At times, Reynolds seems to be misinterpreting or misrepresenting his own data. He makes a big deal about how there’s a large discontinuity in the tax data around the 1986 Tax Reform and that this can make changes look bigger than they really were. The conclusion he wants to reach, however, is that there’s been no trend toward inequality. If you look at his table on page five, however, you can see that both before and after the discontinuity, there’s a clear upward trend in the percentage of total income going to the top one percent.
I would recommend Pittkey and Saez’s rebuttal for more on this. To make a long story short, Reynolds has me very convinced that journalists have frequently oversimplified or slightly misrepresented the inequality situation in the past oftentimes by mentioning the Pittkey/Saez paper. I’m not at all convinced, however, that we haven’t seen a large increase in inequality. What’s more, it’s pretty clear that Reynolds and the venues in which he’s publishing (Cato, WSJ editorial page) would oppose policies aimed at curbing the growth in inequality even if they did believe (or, perhaps, acknowledge) it was happening, which offers relatively little reason to regard this as a good-faith effort to measure the level of inequality in America.

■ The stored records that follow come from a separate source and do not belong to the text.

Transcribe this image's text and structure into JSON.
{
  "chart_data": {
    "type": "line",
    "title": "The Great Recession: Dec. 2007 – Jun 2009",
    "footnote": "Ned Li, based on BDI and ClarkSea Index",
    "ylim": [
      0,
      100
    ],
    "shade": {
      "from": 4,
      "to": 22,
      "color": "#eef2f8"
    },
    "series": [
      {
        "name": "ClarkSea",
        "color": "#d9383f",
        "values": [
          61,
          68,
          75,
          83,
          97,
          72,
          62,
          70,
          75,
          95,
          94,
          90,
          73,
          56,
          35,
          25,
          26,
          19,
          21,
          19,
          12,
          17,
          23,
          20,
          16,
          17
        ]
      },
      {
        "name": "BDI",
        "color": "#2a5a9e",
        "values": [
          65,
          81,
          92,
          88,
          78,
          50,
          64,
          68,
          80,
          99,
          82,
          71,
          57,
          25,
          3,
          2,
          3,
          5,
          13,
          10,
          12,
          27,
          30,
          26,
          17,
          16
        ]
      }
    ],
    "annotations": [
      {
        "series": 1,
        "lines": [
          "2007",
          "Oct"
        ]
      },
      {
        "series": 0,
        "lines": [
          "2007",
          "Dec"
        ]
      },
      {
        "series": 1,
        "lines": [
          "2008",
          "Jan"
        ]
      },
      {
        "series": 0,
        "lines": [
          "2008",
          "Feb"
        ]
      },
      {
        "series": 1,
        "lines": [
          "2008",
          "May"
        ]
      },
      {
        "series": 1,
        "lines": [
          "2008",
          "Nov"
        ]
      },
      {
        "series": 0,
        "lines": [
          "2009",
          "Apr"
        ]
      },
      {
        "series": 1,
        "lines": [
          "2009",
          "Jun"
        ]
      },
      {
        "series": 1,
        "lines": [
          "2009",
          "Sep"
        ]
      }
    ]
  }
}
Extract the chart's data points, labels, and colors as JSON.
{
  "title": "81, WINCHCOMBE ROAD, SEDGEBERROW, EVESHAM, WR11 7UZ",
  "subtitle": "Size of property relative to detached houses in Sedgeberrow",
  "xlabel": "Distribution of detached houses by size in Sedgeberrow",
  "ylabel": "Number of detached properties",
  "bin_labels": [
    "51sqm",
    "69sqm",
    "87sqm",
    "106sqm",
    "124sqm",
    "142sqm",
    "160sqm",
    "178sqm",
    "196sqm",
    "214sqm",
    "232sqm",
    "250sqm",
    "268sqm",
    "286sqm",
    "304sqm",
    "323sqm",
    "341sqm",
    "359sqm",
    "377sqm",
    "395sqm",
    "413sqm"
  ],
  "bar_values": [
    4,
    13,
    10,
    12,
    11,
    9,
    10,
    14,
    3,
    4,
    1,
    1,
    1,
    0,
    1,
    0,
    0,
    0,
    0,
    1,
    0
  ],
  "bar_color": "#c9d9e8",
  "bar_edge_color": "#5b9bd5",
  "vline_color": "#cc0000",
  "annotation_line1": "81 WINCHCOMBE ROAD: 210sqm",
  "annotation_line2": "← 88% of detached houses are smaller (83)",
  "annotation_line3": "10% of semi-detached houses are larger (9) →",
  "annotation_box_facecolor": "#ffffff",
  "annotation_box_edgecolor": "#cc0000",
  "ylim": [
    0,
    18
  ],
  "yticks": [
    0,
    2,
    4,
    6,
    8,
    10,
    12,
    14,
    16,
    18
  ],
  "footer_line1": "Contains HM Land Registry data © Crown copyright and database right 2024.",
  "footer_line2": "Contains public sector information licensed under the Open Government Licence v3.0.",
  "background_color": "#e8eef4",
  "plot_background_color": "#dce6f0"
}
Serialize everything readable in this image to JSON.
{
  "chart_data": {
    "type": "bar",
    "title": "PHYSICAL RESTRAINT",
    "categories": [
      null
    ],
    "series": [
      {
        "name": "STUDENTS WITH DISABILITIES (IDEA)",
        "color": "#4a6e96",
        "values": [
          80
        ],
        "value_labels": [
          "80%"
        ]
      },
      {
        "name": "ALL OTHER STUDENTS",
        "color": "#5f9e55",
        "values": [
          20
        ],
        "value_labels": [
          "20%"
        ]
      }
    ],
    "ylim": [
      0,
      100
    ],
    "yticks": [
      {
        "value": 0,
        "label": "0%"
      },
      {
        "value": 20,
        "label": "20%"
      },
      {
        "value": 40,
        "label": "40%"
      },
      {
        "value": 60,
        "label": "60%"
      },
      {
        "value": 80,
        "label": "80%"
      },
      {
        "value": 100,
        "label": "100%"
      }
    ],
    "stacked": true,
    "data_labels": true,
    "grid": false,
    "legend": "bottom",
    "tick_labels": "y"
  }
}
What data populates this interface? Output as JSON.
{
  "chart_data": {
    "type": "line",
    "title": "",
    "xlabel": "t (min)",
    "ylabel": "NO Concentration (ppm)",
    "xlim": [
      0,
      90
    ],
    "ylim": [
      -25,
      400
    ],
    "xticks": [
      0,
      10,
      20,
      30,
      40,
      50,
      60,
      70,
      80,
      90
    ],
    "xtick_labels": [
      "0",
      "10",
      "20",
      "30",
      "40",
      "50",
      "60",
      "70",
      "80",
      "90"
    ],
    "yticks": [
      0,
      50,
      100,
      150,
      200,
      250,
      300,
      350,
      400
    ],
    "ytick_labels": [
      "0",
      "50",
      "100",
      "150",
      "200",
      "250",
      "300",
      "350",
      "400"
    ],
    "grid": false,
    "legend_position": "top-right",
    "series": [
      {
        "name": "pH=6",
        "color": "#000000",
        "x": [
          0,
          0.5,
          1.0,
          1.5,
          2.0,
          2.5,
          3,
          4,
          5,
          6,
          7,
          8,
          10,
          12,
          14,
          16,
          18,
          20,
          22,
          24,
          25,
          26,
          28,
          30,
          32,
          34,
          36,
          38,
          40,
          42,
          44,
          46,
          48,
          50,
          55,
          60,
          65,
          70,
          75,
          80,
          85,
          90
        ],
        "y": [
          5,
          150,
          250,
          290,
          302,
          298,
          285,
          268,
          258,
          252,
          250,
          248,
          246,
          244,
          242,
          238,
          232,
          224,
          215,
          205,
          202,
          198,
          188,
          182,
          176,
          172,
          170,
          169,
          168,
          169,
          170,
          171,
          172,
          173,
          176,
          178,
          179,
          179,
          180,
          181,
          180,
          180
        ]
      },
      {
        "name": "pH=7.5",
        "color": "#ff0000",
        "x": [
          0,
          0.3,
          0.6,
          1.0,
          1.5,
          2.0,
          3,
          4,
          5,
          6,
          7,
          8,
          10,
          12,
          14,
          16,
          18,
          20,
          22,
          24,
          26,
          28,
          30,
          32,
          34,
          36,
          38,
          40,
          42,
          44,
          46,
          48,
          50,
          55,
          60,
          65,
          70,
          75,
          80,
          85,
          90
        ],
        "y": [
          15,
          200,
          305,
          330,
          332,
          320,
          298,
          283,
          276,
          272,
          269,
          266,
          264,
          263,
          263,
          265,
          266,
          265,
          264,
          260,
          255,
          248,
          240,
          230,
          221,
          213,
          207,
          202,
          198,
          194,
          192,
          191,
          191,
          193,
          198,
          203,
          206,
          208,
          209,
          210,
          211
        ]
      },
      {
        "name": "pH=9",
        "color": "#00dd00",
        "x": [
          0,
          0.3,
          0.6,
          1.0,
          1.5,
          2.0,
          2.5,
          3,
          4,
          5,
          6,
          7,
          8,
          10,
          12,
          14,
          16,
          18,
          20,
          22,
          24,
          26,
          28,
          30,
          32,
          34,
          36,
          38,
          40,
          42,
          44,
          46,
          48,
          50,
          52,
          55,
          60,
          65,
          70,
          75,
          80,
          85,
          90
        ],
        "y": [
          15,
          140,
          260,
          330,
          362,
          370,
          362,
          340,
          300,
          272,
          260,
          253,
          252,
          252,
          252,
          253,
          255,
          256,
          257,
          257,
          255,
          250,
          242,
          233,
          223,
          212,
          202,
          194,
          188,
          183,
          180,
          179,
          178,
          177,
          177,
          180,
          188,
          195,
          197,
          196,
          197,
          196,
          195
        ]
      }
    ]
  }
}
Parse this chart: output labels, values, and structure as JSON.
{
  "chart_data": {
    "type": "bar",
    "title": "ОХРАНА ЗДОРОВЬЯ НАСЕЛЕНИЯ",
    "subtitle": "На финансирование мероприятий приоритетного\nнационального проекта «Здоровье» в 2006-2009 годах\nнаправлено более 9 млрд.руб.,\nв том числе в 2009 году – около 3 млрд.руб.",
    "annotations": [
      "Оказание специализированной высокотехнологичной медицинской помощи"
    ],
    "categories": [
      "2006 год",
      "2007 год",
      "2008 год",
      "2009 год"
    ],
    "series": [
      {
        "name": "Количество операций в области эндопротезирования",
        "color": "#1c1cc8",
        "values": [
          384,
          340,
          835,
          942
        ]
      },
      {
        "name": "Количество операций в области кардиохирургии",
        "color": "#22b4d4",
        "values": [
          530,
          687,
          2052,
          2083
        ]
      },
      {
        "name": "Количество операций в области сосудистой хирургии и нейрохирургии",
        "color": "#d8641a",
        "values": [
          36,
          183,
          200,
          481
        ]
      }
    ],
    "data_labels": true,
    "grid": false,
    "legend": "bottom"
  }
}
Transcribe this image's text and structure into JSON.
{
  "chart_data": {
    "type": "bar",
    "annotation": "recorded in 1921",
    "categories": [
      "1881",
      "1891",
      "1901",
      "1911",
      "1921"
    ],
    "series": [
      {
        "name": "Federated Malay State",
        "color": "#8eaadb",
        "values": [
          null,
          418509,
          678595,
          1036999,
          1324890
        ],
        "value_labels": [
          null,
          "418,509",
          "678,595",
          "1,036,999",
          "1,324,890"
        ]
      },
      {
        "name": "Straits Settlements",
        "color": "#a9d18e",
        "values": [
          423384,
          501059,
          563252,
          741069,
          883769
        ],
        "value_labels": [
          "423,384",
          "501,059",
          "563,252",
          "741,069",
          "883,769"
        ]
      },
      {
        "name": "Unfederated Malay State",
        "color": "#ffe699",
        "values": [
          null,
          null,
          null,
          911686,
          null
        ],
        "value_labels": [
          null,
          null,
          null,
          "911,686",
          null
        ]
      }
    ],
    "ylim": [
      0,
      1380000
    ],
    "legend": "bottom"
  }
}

UPDATE: To get a good look at the slipperiness we’re dealing with here, check out the Cato Editor’s blurb (emphasis added):
There are frequent complaints that U.S. income inequality has increased in recent decades. Estimates of rising inequality that are widely cited in the media are often based on federal income tax return data. Those data appear to show that the share of U.S. income going to the top 1 percent has increased substantially since the 1970s. A new study by Cato scholar Alan Reynolds shows that these claims are wrong in both their premises and their conclusions. In “Has U.S. Income Inequality Really Increased?,” Reynolds concludes, “There is no clear evidence of a significant and sustained increase in the inequality of U.S. incomes, wages, consumption, or wealth since the late 1980s.”
Even if you believe that there’s no “clear” evidence of a “significant and sustained” increase in inequality since the late 1980s this, rather clearly, wouldn’t rebut the assertion that “the share of U.S. income going to the top 1 percent has increased substantially since the 1970s.” People who would portray the two claims as contradictory are much more interested in convincing you that there’s no inequality problem than they are in finding out what’s happening with inequality.